The festival of Bhai Dooj is celebrated two days after Diwali, and is, like Raksha Bandhan, a day dedicated to the love between a brother and sister. Bhai Dooj is also known as "Bhav-Bij" in Marathi and "Bhai-Tika" in Nepal.
Bhai Dooj is observed primarily in northern India, and on this day sisters pray for the wellbeing and prosperity of their brothers.
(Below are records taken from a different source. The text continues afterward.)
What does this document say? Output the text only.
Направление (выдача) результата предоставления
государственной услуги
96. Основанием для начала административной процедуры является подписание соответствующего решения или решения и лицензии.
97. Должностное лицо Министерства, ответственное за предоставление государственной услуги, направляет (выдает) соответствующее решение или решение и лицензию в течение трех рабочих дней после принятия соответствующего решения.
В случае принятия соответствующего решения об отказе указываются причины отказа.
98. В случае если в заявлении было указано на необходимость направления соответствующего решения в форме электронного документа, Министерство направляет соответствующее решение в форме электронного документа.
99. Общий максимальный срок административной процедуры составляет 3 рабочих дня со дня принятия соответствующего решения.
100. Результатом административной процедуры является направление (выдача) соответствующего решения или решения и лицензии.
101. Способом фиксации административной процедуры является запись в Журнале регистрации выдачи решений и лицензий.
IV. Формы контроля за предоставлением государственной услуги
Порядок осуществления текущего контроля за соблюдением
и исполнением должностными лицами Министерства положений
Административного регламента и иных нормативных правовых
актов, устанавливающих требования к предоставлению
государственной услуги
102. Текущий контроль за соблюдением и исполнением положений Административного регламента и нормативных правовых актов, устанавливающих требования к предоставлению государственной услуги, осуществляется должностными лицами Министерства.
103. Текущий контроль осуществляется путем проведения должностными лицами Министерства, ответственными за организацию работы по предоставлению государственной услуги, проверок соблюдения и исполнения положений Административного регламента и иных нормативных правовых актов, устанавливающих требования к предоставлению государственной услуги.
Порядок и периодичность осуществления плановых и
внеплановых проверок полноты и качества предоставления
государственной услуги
The rituals performed during the ceremony include sisters putting tika/tilak (vermilion spot) on the forehead of their brother, offering sweets and performing rituals to protect their brother and ward evils, such as taking their 'aarti'. In return the brother offers gifts to their sisters as an expression of love.
Exactly how Bhai Dooj is celebrated differs from one part of the country to another; in Bengal, for instance, sisters often fast through the morning before putting a 'tilak' on the brother’s forehead, and the gifting of rice and new grass is part of the ritual.
In Uttar Pradesh, the brother is gifted with an 'aab'- a length of flax, knotted into a circular shape and dotted with sugar batashas.
In Bihar, an interesting variation of Bhai Dooj starts with the sister cursing her brother, before asking for his forgiveness- for the epithets, as well as for past mistakes.
But no matter how Bhai Dooj is celebrated, it's the spirit of love and togetherness which makes this an important festival.